I was diagnosed with paranoid schizophrenia once. The doctors were under the impression that it wasn’t paranoia later on because I was more compulsive and obsessive than paranoid. I’m nervous to see my psychiatrist because I don’t want her to notice that recently because of her actions towards me I have been paranoid more often and it makes me self conscious.

Instead of being concerned for me she puts me on hold in the system.

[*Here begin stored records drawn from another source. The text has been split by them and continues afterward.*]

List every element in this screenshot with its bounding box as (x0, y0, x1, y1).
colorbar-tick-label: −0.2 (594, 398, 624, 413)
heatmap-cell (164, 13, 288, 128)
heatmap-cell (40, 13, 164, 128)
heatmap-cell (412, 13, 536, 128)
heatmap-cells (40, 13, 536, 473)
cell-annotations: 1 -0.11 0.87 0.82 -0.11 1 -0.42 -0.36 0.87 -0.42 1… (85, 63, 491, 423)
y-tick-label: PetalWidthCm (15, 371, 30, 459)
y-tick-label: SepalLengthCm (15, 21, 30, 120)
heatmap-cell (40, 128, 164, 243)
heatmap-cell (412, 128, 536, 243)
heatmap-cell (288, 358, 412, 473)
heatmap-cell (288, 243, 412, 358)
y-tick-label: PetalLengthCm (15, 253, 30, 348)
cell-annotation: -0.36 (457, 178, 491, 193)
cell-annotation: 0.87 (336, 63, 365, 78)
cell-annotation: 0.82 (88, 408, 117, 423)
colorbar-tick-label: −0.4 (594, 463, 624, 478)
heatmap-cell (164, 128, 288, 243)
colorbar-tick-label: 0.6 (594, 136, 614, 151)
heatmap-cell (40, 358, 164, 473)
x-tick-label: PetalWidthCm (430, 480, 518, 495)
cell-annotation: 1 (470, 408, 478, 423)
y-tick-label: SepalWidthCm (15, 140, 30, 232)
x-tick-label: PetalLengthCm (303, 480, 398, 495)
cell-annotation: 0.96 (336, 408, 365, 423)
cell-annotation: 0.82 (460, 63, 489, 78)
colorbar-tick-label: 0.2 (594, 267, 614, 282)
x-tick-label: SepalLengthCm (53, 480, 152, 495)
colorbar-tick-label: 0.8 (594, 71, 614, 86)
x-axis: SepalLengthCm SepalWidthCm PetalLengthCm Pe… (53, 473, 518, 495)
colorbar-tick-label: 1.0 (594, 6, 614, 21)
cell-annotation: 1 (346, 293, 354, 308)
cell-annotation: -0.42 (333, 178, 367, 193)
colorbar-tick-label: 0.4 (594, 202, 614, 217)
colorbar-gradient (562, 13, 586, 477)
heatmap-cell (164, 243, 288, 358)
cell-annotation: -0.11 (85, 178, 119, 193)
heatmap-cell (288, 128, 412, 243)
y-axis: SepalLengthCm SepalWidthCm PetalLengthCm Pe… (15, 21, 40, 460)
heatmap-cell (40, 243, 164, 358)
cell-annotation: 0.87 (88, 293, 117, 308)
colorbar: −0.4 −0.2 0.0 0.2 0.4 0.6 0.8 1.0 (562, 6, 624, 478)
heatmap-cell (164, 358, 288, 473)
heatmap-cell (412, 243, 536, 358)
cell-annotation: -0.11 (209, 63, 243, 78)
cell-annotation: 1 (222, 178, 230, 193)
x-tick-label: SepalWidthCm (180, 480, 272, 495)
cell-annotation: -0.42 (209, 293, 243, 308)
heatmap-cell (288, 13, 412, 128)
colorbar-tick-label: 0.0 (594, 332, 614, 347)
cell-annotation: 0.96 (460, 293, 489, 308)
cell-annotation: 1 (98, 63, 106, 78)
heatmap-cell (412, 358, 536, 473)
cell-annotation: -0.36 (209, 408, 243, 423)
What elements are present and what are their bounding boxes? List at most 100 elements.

what is the meaning of word "paranoia " ?
-A madness of the doubt and the persecution
-A madness of the majesty

what it means to be a paranoid ?
a sick man with a madness of the majesty or doubt

so,if you feel doubt toward the events and things of the world,
this is a delusional believe--------------1
if you feel majesty toward yourself
this is delusional believe-----------------2

delusions believes is the result of effectiveness of the sz cause on the psychic-mental life
{the effect of the hallucination on the psychic-mental functions}
{ in other words,the effect of heard voices messages over the mind-brain of the person}

-all schizophrenic individuals feel the doubt,persecution and majesty with different degrees
-it is supposed that,the paranoia is a temporary condition in the case of an existence of self-treatment,medical treatment and behavioral treatment

the paranoia is a specific symptom from the symptom so-called false believes

{the madness factor “the madness maker” is the hidden source who producing the audible thougths within
the mind-brain of the schizophrenic individual

I am a paranoid schizophrenic. I used to hear voices accusing me of stuff, and thought the old men sitting at coffee houses were talking about me. And that my neighbours had ultrasound to beam their voices into my ear. I also used to be ultrasensitive to every little sound like neighbours kids playing with toys, or the scraping of moving of furniture, or people dropping items on the floor. Thought it all was directed against me. Ever since I’ve been on medication these went away. So now all that’s left is a lack of interest in life and inability to sustain planned activities.

You’re not alone!

Well after realizing I was just paranoid I’ve started to relax a little. I’d still swear these people are telepathic I mean I don’t want them to be but the telepathy just doesn’t stop. I’m stuck in this they are trying to straighten me out. Something’s going on and I just want some peace and quiet. ■■■■ schizophrenia I feel like I’m damned to hell.

I had a dream it was more like a vision in between dreams. I “woke up” only to have my vision fill by a giant magnificent eye made of blue flames. Underneath it was a wide gateway with all sorts of critters running out from it. It told me it wanted me to stop. I’ve been having a lot of lucid dreams lately I love them there is some trippy ■■■■ in there. Was it god? I don’t know but the vision was powerful. Probably keep it with me for the rest of my life. The all seeing eye. It was beautiful I hope to see it again.

Yea I finally got to the point that I would admit, at least to myself that I had psz.
But I always try to hide all symptoms since people just don’t like to hear or see you acting on them.

I’m teaching my son to drive and realize I constantly worry about every car following me or trying to hit me.
But I think suspicion is a virtue, do I don’t worry about that!

you are honest in your description.

  • merely if you know some essential bases,the suffering from these things are disappear or become have no effect even if it is repeating every hour

the idea
how can make the environmental sounds directed with you and against the voice source ?
if the inner voices has starting to emitted internally in your mind,you should try to focus your
attention toward the environmental sounds {like people sounds,moving of furniture,dropping
items on the floor,birds peep,Tv sound…etc
-attempt to listen to the environmental sounds,is the way to cut off the process of hearing to the voice message,the attempting is disrupt the current of voice message at once !
-the vocal interference is the way to disrupt any hear voice message !

so, if you feel bad to listen to the natural sounds {moving of furniture,dropping items…etc}
you can us all of these sounds to cut off the voice messages !

in the case,if you feel bad from the sound like neighbours kids,try to focus your attention
toward any other sound,just to do the attempting process is the goal !!